2. Puisi kemerdekaan 17 Agustus dari penyair

pexels.com/Suzy Hazelwood

Masa-masa kemerdekaan yang kita ketahui saat ini sebagian besar dari sejarahnya saja. Padahal, para penyair telah menuliskan puisi kemerdekaan 17 Agustus yang bisa kita resapi untuk mengetahui situasi di masa itu. 

Para penyair mulai dari Moh. Yamin, Taufik Ismail, hingga Widji Tukul menyuarakan pemikirannya tentang kemerdekaan melalui karyanya.

Oleh karena itu, penting bagi kita membaca karya-karya mereka agar kemerdekaan Republik Indonesia ini dimaknai secara lebih mendalam.

Berikut puisi-puisi para penyair tentang kemerdekaan. 

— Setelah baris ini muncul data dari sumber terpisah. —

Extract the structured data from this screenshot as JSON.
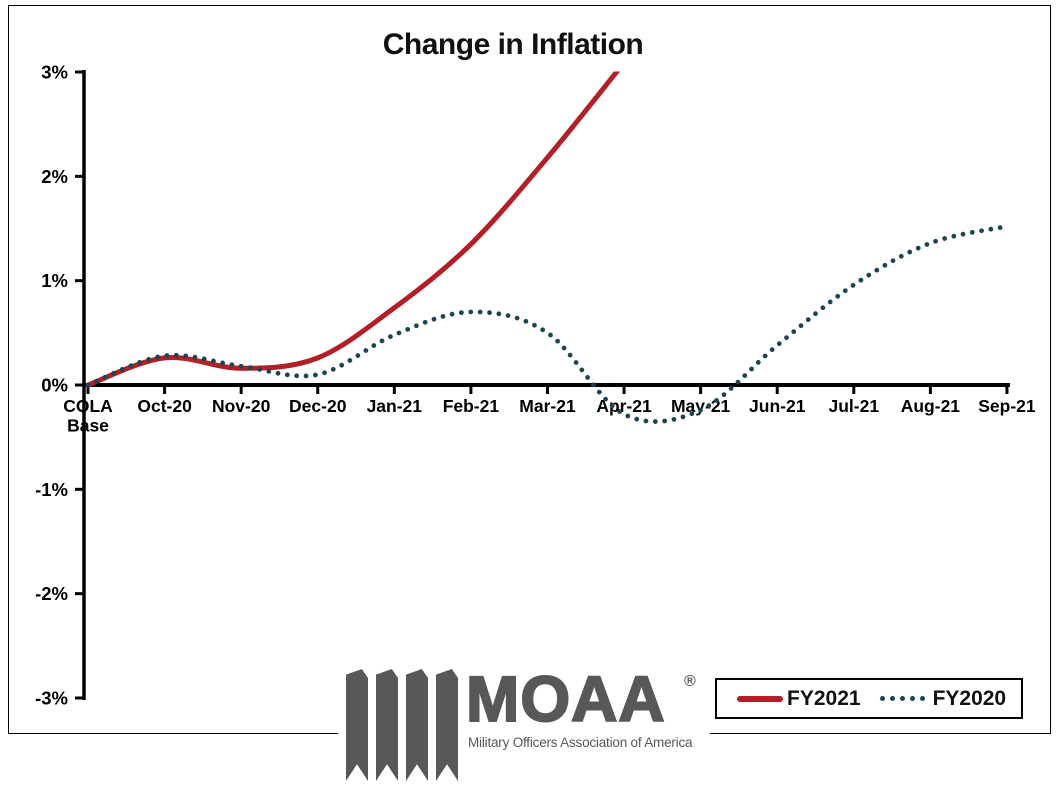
{
  "chart_data": {
    "type": "line",
    "title": "Change in Inflation",
    "categories": [
      "COLA\nBase",
      "Oct-20",
      "Nov-20",
      "Dec-20",
      "Jan-21",
      "Feb-21",
      "Mar-21",
      "Apr-21",
      "May-21",
      "Jun-21",
      "Jul-21",
      "Aug-21",
      "Sep-21"
    ],
    "xlabel": "",
    "ylabel": "",
    "ylim": [
      -3,
      3
    ],
    "y_tick_step": 1,
    "y_tick_labels": [
      "3%",
      "2%",
      "1%",
      "0%",
      "-1%",
      "-2%",
      "-3%"
    ],
    "y_tick_suffix": "%",
    "grid": false,
    "legend_position": "bottom-right",
    "series": [
      {
        "name": "FY2021",
        "style": "solid",
        "color": "#b21f26",
        "values": [
          0,
          0.26,
          0.16,
          0.26,
          0.74,
          1.35,
          2.18,
          3.09,
          null,
          null,
          null,
          null,
          null
        ],
        "clipped_at_axis_max": true
      },
      {
        "name": "FY2020",
        "style": "dotted",
        "color": "#1b4551",
        "values": [
          0,
          0.28,
          0.18,
          0.1,
          0.48,
          0.7,
          0.5,
          -0.28,
          -0.24,
          0.38,
          0.96,
          1.36,
          1.52
        ],
        "clipped_at_axis_max": false
      }
    ]
  },
  "legend": {
    "items": [
      "FY2021",
      "FY2020"
    ]
  },
  "logo": {
    "wordmark": "MOAA",
    "registered_mark": "®",
    "tagline": "Military Officers Association of America"
  },
  "colors": {
    "fy2021_line": "#b21f26",
    "fy2020_line": "#1b4551",
    "axis": "#000000",
    "logo_gray": "#58585a",
    "background": "#ffffff"
  }
}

  1. Kita Adalah Pemilik Sah Negeri Ini
    Karya: Taufik Ismail

    Tidak ada pilihan lain
    Kita harus berjalan terus
    Karena berhenti atau mundur
    Berarti hancur

    Apakah akan kita jual keyakinan kita
    Dalam pengabdian tanpa harga
    Akan maukah kita duduk satu meja
    Dengan para pembunuh tahun yang lalu

    Dalam setiap kalimat yang berakhiran
    “Duli Tuanku ?”
    Tidak ada lagi pilihan lain
    Kita harus berjalan terus
    Kita adalah manusia bermata sayu, yang di tepi jalan

    Mengacungkan tangan untuk oplet dan bus yang penuh
    Kita adalah berpuluh juta yang bertahun hidup sengsara
    Dipukul banjir, gunung api, kutuk dan hama
    Dan bertanya-tanya, inikah yang namanya merdeka

  2. Merdeka atau Mati
    Karya: Moh. Yamin

    Darah di tanah tak bertuan menggenang
    Ratusan nyawa melayang
    Bergelimpangan di medan perang
    Mengangkat panji kemenangan
    Seorang pejuang berteriak lantang
    Gagah berani memegang senjata lawan penjajah
    Dua kata menjadi pilihan
    Merdeka atau mati
    Tubuh kekar dihujani peluru
    Penuh lubang di sekujur tubuh
    Darah bercucuran mereka tetap tegak berdiri
    Sekali lagi lantangkan merdeka atau mati

  3. Hari Kemerdekaan
    Karya: Sapardi Djoko Damono

    Akhirnya tak terlawan olehku
    Tumpah di mataku, dimata sahabat-sahabatku
    Ke hati kita semua
    Bendera-bendera dan bendera-bendera
    Bendera kebangsaanku

    Aku menyerah kepada kebanggan lembut
    Tergenggam satu hal dan kukenal
    Tanah dimana ku berpijak berderak
    Awan bertebaran saling memburu
    Angin meniupkan kehangatan bertanah air
    Semat getir yang menikam berkali
    Makin samar

    Mencapai puncak ke pecahnya bunga api
    Pecahnya kehidupan kegirangan
    Menjelang subuh aku sendiri
    Jauh dari tumpahan keriangan di lembah
    Memandangi tepian laut

    Tetapi aku menggenggam yang lebih berharga
    Dalam kelam kulihat wajah kebangsaanku
    Makin bercahaya makin bercahaya
    Dan fajar mulai kemerahan

  4. Karawang-Bekasi
    Karya: Chairil Anwar

    Kami yang kini terbaring antara Karawang-Bekasi
    Tidak bisa teriak “Merdeka” dan angkat senjata lagi.
    Tapi siapakah yang tidak lagi mendengar deru kami,
    Terbayang kami maju dan mendegap hati?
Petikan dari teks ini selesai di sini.